Immediately Dorothy breaks down and cries. I just look at her with a blank expression on my face. I’m confused and entirely without empathy of any sort; she seems fine to me.
​
In some ways this hurts more than the brush with Howard’s malevolence.
I suspect this is a bit harsh of her given the time of night, not to mention the amount of drugs and alcohol ingested. But it does have the ring of truth. I am not an empathetic person.
​
Distinct from compassion, I consider empathy an entirely counterproductive sentiment. It's a capricious and irrational emotion that appeals to narrow prejudices. It muddles our judgment and leads to bad outcomes.
However, I have enough common sense to help her to a cab and the night is finally over.
​
After that she arranged to be unavailable at every other social event I suggested.

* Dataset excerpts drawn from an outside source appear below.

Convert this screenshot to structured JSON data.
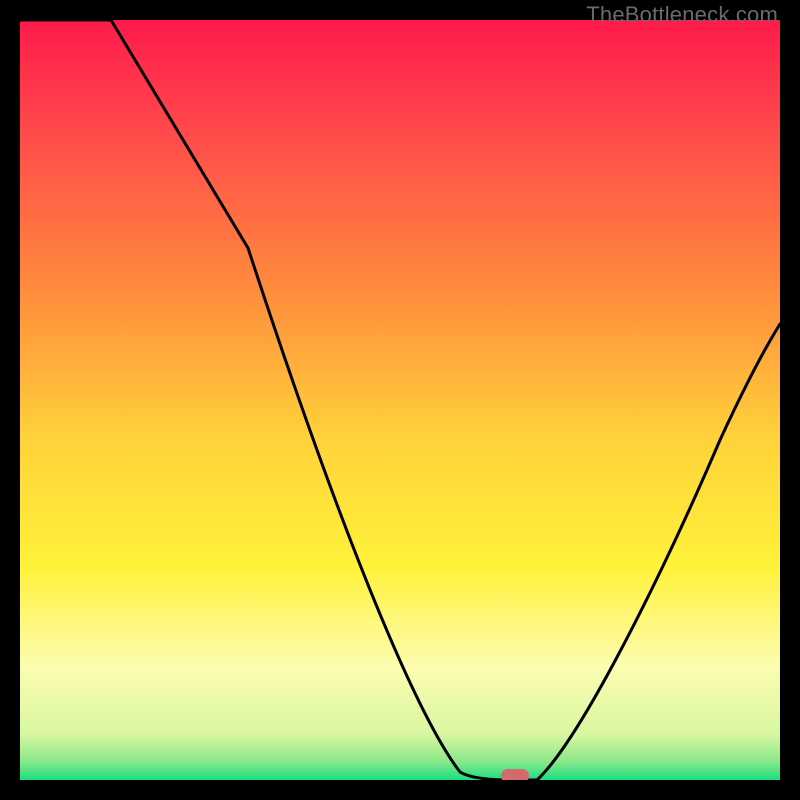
{
  "watermark": "TheBottleneck.com",
  "chart_data": {
    "type": "line",
    "title": "",
    "xlabel": "",
    "ylabel": "",
    "xlim": [
      0,
      100
    ],
    "ylim": [
      0,
      100
    ],
    "grid": false,
    "legend": null,
    "series": [
      {
        "name": "bottleneck-curve",
        "x": [
          0,
          12,
          30,
          55,
          60,
          63,
          68,
          78,
          90,
          100
        ],
        "values": [
          100,
          100,
          70,
          10,
          1,
          0,
          0,
          10,
          35,
          60
        ]
      }
    ],
    "marker": {
      "x": 65,
      "y": 0,
      "color": "#d26b6f"
    },
    "background_gradient": {
      "stops": [
        {
          "pos": 0,
          "color": "#ff1a4b"
        },
        {
          "pos": 0.15,
          "color": "#ff4b4b"
        },
        {
          "pos": 0.35,
          "color": "#ff8a3d"
        },
        {
          "pos": 0.55,
          "color": "#ffd23a"
        },
        {
          "pos": 0.72,
          "color": "#fff23a"
        },
        {
          "pos": 0.85,
          "color": "#fdfcb0"
        },
        {
          "pos": 0.94,
          "color": "#d8f7a0"
        },
        {
          "pos": 0.975,
          "color": "#8ce88a"
        },
        {
          "pos": 1.0,
          "color": "#18df82"
        }
      ]
    }
  }
}
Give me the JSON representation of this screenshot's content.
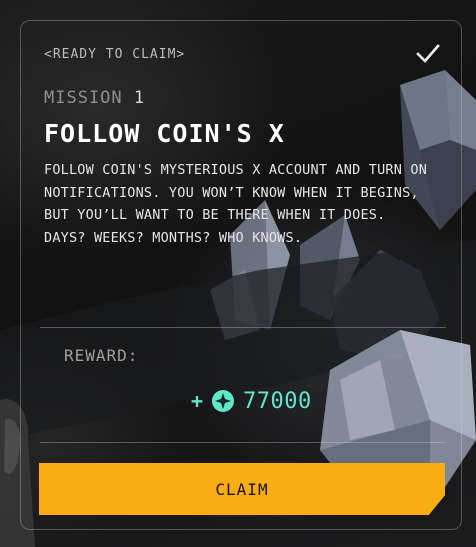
{
  "mission": {
    "status": "<READY TO CLAIM>",
    "number_prefix": "MISSION",
    "number": "1",
    "title": "FOLLOW COIN'S X",
    "description": "FOLLOW COIN'S MYSTERIOUS X ACCOUNT AND TURN ON NOTIFICATIONS. YOU WON’T KNOW WHEN IT BEGINS, BUT YOU’LL WANT TO BE THERE WHEN IT DOES. DAYS? WEEKS? MONTHS? WHO KNOWS.",
    "completed_icon": "check-icon"
  },
  "reward": {
    "label": "REWARD:",
    "plus": "+",
    "icon": "coin-icon",
    "amount": "77000",
    "color": "#63e6c8"
  },
  "claim_button": {
    "label": "CLAIM",
    "color": "#f8ad14"
  }
}
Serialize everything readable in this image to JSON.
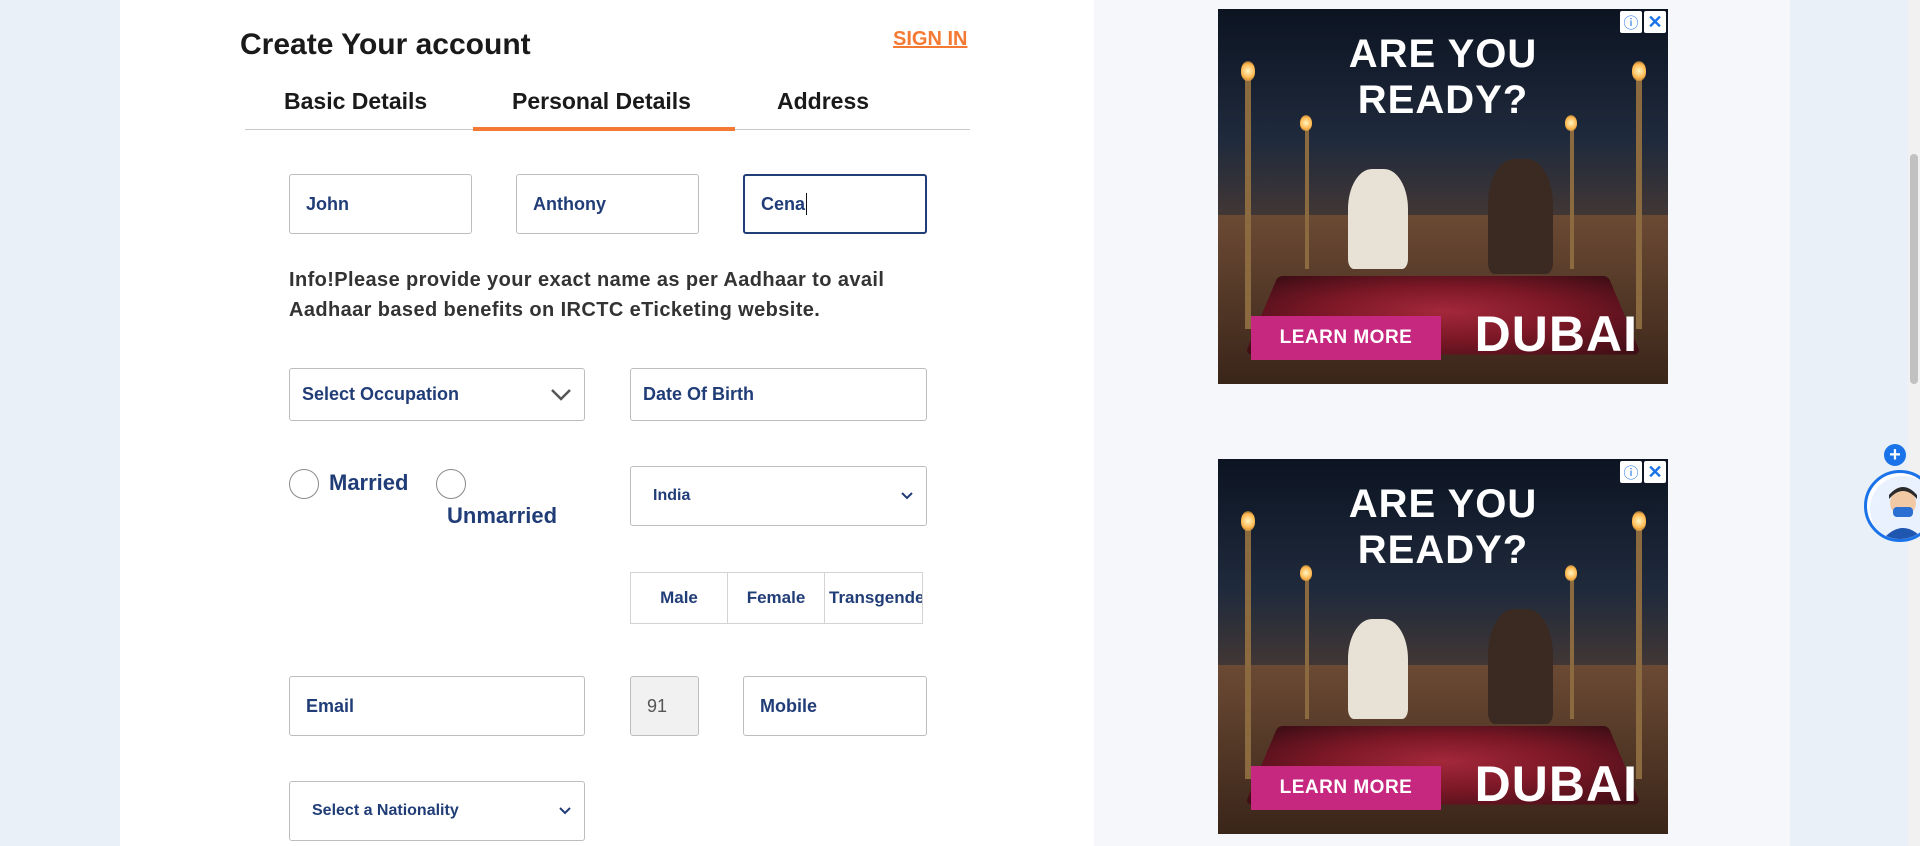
{
  "form": {
    "title": "Create Your account",
    "signin_label": "SIGN IN",
    "tabs": [
      {
        "label": "Basic Details"
      },
      {
        "label": "Personal Details"
      },
      {
        "label": "Address"
      }
    ],
    "active_tab": "Personal Details",
    "first_name": "John",
    "middle_name": "Anthony",
    "last_name": "Cena",
    "info_text": "Info!Please provide your exact name as per Aadhaar to avail Aadhaar based benefits on IRCTC eTicketing website.",
    "occupation_placeholder": "Select Occupation",
    "dob_placeholder": "Date Of Birth",
    "marital": {
      "married_label": "Married",
      "unmarried_label": "Unmarried"
    },
    "country_value": "India",
    "gender_options": [
      "Male",
      "Female",
      "Transgender"
    ],
    "email_placeholder": "Email",
    "isd_code": "91",
    "mobile_placeholder": "Mobile",
    "nationality_placeholder": "Select a Nationality"
  },
  "ads": [
    {
      "headline_line1": "ARE YOU",
      "headline_line2": "READY?",
      "cta": "LEARN MORE",
      "brand": "DUBAI",
      "info_icon": "info-icon",
      "close_icon": "close-icon"
    },
    {
      "headline_line1": "ARE YOU",
      "headline_line2": "READY?",
      "cta": "LEARN MORE",
      "brand": "DUBAI",
      "info_icon": "info-icon",
      "close_icon": "close-icon"
    }
  ],
  "colors": {
    "accent": "#f47a33",
    "field_text": "#213d77",
    "ad_cta": "#c6277f"
  }
}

Eventually she met a lawyer on a blind date and left the business. A year later she read that Howard beat a woman so badly she had to have one of her breasts reconstructed. [ref]
​
And this brings us to the advice she wants us to convey to women out there. She personally had no female mentor but it would’ve been useful to have one. At a minimum, stay close to women you want to emulate.
​
But most importantly, if she could do it all again she wouldn’t have gone to that strip club, wouldn’t have been at that bar at 2am. She put herself in unnecessarily precarious situations.
​
Don’t put yourself in precarious situations.
Doreen
Fair warning, this story begins back when people used to drink Zimas with grenadine, when you could buy ninja spikes in Times Square, when Hooters had an airline… when testosterone levels were just higher [ref].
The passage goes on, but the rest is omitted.